そうこうしていると家を出る時間になった。
「出るか」
俺は玄関扉を開けた。扉を開けると春の匂いが鼻腔に流れ込んできた。今までろくに季節というものを意識してこなかった。仕事に支障をきたすかどうかばかりだった。
しかし、今は違う。心に季節の変化を理解して、楽しむ余裕が生まれている。そして今日から高校三年生だ。待ち合わせの場所に向かうと恵那が先に待っていた。
「おっはー! ソラシノ君!」
「おはよう恵那」
朝から有り余る元気を放出する恵那。そんな彼女を見て、笑みがこぼれた。
「相変わらず朝から騒がしいな」
庭島が大きなあくびをしながら、近くにやって来た。
「元気いっぱい! それが私の長所だよ!」
「その通り」
「バカップルがよ」
「バカップルだってー やったねソラシノ君!」
「だな」
「お前らなあ」
庭島がため息をついた後、優しく微笑んだ。彼だってなんだかんだ言いつつ、俺達の事を見守ってくれている。

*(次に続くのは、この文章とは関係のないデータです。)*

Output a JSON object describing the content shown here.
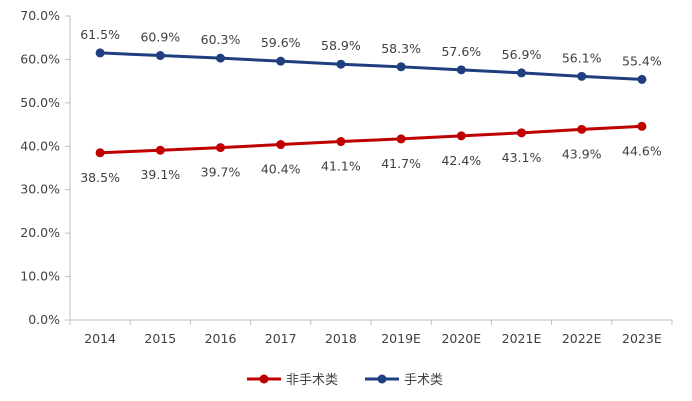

「私達とうとう三年生だねー いやー季節の変化はあっという間ですなー」
「忘れるなよ。俺達はソラシノがいなかったら進級危うかったんだからな」
庭島の言う通りだ。二年最後のテスト。俺は彼らに勉強をつきっきりで教えた。
特に恵那は教えるのにかなり苦労した。それでも彼女が困っているのなら支えるのが彼氏の役目だ。俺は見事に任務を完遂したのだ。
「本当その節はどうも」
「かなり難易度の高い任務だけど成功してよかったよ」
本当に難しかった。まあでも組織内で部下を持った時、教える機会もあるだろうからこれも予行練習だと思えば、乗り越えられた。しんどかったけどね。

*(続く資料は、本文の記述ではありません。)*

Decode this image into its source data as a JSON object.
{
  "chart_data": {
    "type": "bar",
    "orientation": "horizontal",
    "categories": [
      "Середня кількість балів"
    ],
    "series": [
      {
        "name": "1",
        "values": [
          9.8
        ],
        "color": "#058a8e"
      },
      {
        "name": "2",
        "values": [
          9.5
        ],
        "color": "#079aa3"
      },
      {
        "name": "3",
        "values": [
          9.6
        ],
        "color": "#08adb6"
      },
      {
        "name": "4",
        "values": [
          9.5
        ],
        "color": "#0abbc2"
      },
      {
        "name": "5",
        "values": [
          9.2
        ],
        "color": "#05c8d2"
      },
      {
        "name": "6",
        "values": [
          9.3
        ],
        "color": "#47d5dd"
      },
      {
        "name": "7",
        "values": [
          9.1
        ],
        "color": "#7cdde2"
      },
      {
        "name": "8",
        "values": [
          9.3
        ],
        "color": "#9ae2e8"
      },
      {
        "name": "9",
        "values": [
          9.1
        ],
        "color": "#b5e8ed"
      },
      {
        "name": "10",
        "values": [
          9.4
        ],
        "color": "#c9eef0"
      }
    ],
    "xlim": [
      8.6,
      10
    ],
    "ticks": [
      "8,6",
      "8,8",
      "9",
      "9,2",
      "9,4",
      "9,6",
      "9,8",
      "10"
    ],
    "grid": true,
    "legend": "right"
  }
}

談笑しながら歩き続けていると俺達の学び舎が見えて来た。正門をくぐると無数の生徒達がいた。
おそらく今年入学して来た新入生達だろう。不安そうな顔をする生徒やにこやかな笑みを浮かべる生徒達がいた。
かつての俺もこんな顔をしていたのか? それはないな。彼らと出会ってから楽しい毎日が始まったのだから。
「さて。残り一年頑張ろう!」
「そうだな」
「うん」
俺達は生徒達がひしめく体育館の中に入って行った。